No plot spoilers but the video presentations that you watch before entering the main Space Shuttle hall are excellent hairs on the back of your neck stuff and the reveal…… well as I say no plot spoilers! Other than the huge space shuttle taking pride of place suspended from the ceiling with its doors wide open there are touch screens throughout the building with displaying games, videos, photos and information.
There is a simple mock-up of the confines of a space station together with a “training camp area” with a number of exercises, games and tests on the ground floor. Added to this is a poignant memorial to those who have lost their lives in the two shuttle accidents during its 30-year history.
The other extraordinary exhibition hall at the KSC is the Saturn 5/ Apollo building. If you don’t know what a “Saturn 5” is it is the rocket that propelled all of the Apollo missions to the moon. You enter the building through a mock-up of a launch sequence played out in front of many of the actual consoles that you see on those grainy images from the 60’s and 70’s. You can almost sense the presence of Gene Kranz with his white waistcoat and cigar!

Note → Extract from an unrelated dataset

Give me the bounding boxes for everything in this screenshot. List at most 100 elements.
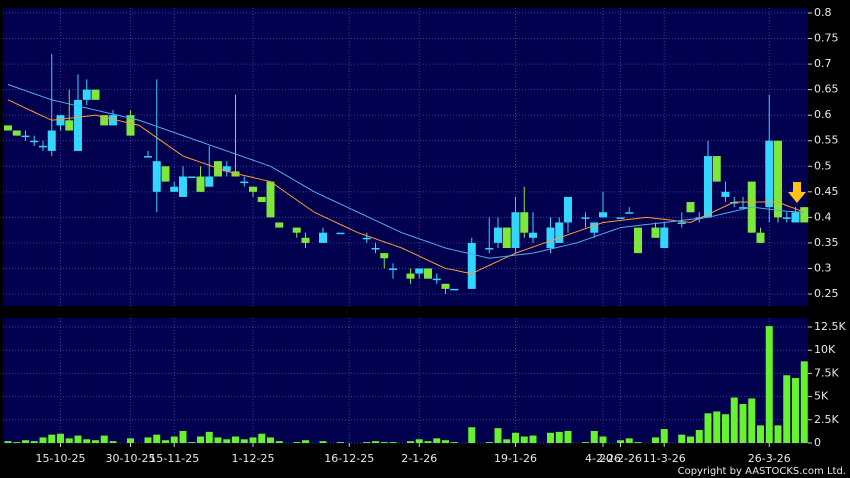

At 110 meters tall it stood the height of a 30 storey building and moved very very fast. Seeing the scale of the rocket is breath taking as you walk your way down its 110m length to the tiny capsule that sat on top which housed the three astronauts. The nearest analogy I can think of is sitting on top of a highly combustible fuel tank the size of a ship that’s actually on fire. You appreciate the bravery of these astronauts so much more when you get a chance to see the scale of these projectiles. The is also a short film and presentation on the first moon landing that is worth a watch as well. The show is every 30 minutes.
There are exhibits though out the building and an opportunity to speak to an engineers who actually worked on Nasa projects. There is a restaurant at the Saturn 5 building that was much quieter than at the main centre if you want to escape the crowds a little with a decent selection of hot and cold food and drinks.
The bus tour of the assembly buildings and launch pads was also a highlight of the trip. History around every corner as well as chance to see works being done to the launch pads for the next generation of rockets. We got a chance to get up close to one of the transport vehicles that I remember at school we were allowed to watch carry the first space shuttle all the way to the launch pad on. As a spectacle it was hardly exhilarating as it moved a 2 miles an hour but I still remember being captivated by the whole thing. The tour took about 40 minutes and of course I loved every minute!
Back at the KSC there is a rocket park to amble around as well as a selection of films in the IMAX 3D theatre. If you have spent any time at Disney, you will be more than familiar with the drill by the time you put on the glasses again. All hugely positive and inspiring stuff!
As you can tell I loved it. A great day out for all the family. Perfect for kids aged 7 to 70!
NB: We received tickets to visit Kennedy Space Centre (KSC) at Cape Canaveral but all views and opinions are our own.